[freebsd banner]

Complete ZFS-based installation on local FreeBSD 8.2

This article explains how to configure and install a ZFS-only FreeBSD system, either in mirror or in raidz mode. This is for a local installation. If you are interested in installing a remote (hosted) machine and/or are planning to use FreeBSD 9.x see the other HOWTO.

Table of content

  1. Complete ZFS-based installation on local FreeBSD 8.2
  2. Table of content
  3. Prerequesites
  4. VMWare setup
  5. Important notice
  6. Architecture
  7. Mirror setup
  8. Raidz setup
  9. Common steps now that we have pool setup
  10. Checking everything is correct
  11. Feedback
  12. History
  13. Credits

Prerequesites

The dvd1 ISO image is enough to get you started, you don’t need the livefs one as this one can be used as a “fixit” media.

NOTE: this HOWTO has only been tested with 8.0 snapshots issued after BETA4 because some essential ZFS fixes were merged. Latest 7.2 branch has more or less the same version of ZFS (pool v13) so it should be possible to use a 7.2-STABLE snapshot (maybe even 7.2-RELEASE) for the installation.

I’m going the GPT way mostly because I think it is more flexible and more portable (although it may or not be an issue for you). Note also that MBR slices are limited to 2TB (again, this may not be an issue).

If you don’t see any added value to GPT, you can still use your usual MBR-based setup, see the FreeBSD Wiki

I’m not going to swap on zvol as I am not sure it is mature enough so a partition will be allocated on each drive for swap. I do not see the advantages of including swap in the zpool anyway, you want it to be contiguous (which is not garanteed in the pool) for performance reasons.

In both mirror and raidz cases you’ll need to compute the various values to feed gpart(8) command to. I haven’t tried raidz2 though I do not expected to be different from raidz1. The values to gpart(8) can be inferred by looking at gpart show.

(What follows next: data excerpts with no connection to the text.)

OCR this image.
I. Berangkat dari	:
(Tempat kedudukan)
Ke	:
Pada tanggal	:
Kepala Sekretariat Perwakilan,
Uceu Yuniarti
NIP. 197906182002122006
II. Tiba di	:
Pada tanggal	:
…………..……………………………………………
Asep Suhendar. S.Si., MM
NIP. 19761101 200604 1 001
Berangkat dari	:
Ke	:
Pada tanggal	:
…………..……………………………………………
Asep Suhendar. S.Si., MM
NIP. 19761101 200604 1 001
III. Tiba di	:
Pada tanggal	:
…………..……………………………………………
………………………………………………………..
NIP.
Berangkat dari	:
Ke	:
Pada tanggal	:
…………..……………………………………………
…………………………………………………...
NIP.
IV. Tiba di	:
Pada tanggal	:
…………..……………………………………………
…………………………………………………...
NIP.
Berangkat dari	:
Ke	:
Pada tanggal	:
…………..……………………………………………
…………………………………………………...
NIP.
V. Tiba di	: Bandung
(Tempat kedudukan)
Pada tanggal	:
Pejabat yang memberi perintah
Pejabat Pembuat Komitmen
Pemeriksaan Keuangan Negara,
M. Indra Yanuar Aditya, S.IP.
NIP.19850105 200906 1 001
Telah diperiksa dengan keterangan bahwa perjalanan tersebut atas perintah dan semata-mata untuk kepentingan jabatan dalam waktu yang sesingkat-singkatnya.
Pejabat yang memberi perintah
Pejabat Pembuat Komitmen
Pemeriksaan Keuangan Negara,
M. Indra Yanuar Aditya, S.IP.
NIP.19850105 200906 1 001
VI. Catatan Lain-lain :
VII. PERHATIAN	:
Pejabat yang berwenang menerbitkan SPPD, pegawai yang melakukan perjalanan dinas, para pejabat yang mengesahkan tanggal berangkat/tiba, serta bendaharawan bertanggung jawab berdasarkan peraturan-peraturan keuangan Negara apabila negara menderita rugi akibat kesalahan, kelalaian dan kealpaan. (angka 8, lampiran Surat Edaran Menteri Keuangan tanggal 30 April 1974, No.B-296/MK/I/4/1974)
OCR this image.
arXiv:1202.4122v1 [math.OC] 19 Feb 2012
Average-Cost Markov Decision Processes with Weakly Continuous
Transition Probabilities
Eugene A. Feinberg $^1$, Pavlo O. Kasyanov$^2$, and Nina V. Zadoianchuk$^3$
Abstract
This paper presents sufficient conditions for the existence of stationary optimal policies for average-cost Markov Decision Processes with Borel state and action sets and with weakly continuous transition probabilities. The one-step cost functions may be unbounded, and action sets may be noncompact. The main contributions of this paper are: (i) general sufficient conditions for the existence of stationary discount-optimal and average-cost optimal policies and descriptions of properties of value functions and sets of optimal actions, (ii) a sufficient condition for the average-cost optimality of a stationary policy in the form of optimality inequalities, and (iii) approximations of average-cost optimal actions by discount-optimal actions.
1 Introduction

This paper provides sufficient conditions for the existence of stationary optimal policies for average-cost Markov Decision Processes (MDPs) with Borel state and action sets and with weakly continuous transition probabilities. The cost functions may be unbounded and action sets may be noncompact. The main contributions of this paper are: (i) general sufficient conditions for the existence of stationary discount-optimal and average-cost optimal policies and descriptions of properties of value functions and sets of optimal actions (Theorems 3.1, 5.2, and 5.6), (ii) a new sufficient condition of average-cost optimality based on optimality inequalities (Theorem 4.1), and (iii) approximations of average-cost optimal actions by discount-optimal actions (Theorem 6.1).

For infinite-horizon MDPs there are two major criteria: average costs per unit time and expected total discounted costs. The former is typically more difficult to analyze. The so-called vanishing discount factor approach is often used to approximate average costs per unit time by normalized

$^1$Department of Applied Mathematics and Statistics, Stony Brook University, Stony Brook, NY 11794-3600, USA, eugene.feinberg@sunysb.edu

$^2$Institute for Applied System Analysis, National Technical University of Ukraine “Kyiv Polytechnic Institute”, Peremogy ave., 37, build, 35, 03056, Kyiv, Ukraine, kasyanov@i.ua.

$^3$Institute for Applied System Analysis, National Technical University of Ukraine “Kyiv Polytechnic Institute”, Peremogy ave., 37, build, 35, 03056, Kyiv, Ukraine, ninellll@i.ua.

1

It is mostly to find the remaining free space till the end.

Modern gpart(8) is able to find start and end points automatically (like using the rest of disk for the last partition) and can take values such as 1G which makes it easier to setup the partitions.

After booting the dvd1 ISO image on a CD (or in my VMWare case, attach the image into the VM), you must stop the installation at the loader prompt by pressing >6 at the prompt. That will get you at the /boot/loader prompt. Just issue the following command

    load zfs

You should see the loader open zfs.ko and opensolaris.ko as a dependency. It is now time to change the default vm.kmem_size loader tunable. On amd64 (aka x86_64), you can set it rather high to give lots of memory for ZFS.

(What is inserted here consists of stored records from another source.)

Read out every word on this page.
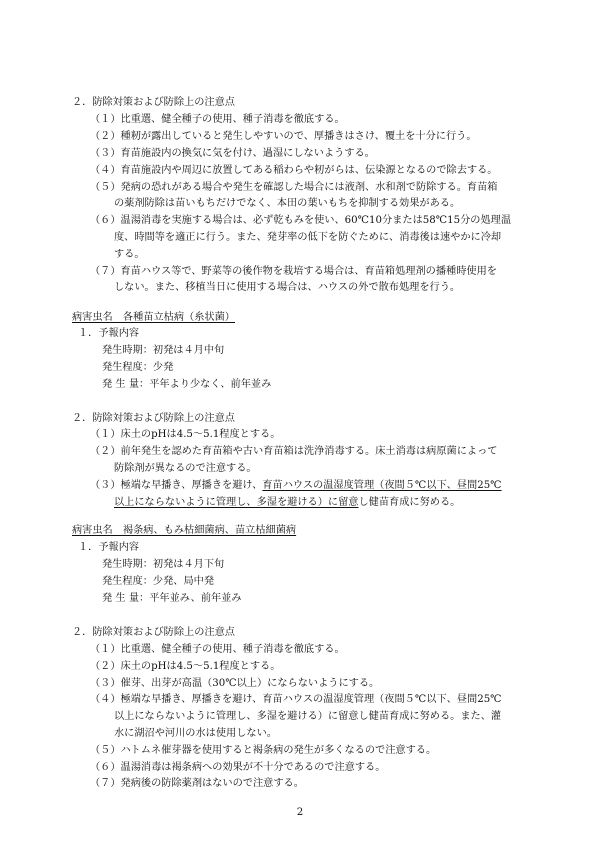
２．防除対策および防除上の注意点
（１）比重選、健全種子の使用、種子消毒を徹底する。
（２）種籾が露出していると発生しやすいので、厚播きはさけ、覆土を十分に行う。
（３）育苗施設内の換気に気を付け、過湿にしないようする。
（４）育苗施設内や周辺に放置してある稲わらや籾がらは、伝染源となるので除去する。
（５）発病の恐れがある場合や発生を確認した場合には液剤、水和剤で防除する。育苗箱
の薬剤防除は苗いもちだけでなく、本田の葉いもちを抑制する効果がある。
（６）温湯消毒を実施する場合は、必ず乾もみを使い、60℃10分または58℃15分の処理温
度、時間等を適正に行う。また、発芽率の低下を防ぐために、消毒後は速やかに冷却
する。
（７）育苗ハウス等で、野菜等の後作物を栽培する場合は、育苗箱処理剤の播種時使用を
しない。また、移植当日に使用する場合は、ハウスの外で散布処理を行う。
病害虫名　各種苗立枯病（糸状菌）
１．予報内容
発生時期：初発は４月中旬
発生程度：少発
発 生 量：平年より少なく、前年並み
２．防除対策および防除上の注意点
（１）床土のpHは4.5～5.1程度とする。
（２）前年発生を認めた育苗箱や古い育苗箱は洗浄消毒する。床土消毒は病原菌によって
防除剤が異なるので注意する。
（３）極端な早播き、厚播きを避け、育苗ハウスの温湿度管理（夜間５℃以下、昼間25℃
以上にならないように管理し、多湿を避ける）に留意し健苗育成に努める。
病害虫名　褐条病、もみ枯細菌病、苗立枯細菌病
１．予報内容
発生時期：初発は４月下旬
発生程度：少発、局中発
発 生 量：平年並み、前年並み
２．防除対策および防除上の注意点
（１）比重選、健全種子の使用、種子消毒を徹底する。
（２）床土のpHは4.5～5.1程度とする。
（３）催芽、出芽が高温（30℃以上）にならないようにする。
（４）極端な早播き、厚播きを避け、育苗ハウスの温湿度管理（夜間５℃以下、昼間25℃
以上にならないように管理し、多湿を避ける）に留意し健苗育成に努める。また、灌
水に湖沼や河川の水は使用しない。
（５）ハトムネ催芽器を使用すると褐条病の発生が多くなるので注意する。
（６）温湯消毒は褐条病への効果が不十分であるので注意する。
（７）発病後の防除薬剤はないので注意する。
2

Now complete the boot process by typing

    boot

Now, you enter sysinstall the main installation program. Go to the “Fixit” menu entry and specify that you want to load the fixit data from CD/DVD drive. You are now that the Fixit# prompt. You are now ready to partition the disks. BTW don’t forget to change the keyboard type if you are on a non QWERTY keyboard.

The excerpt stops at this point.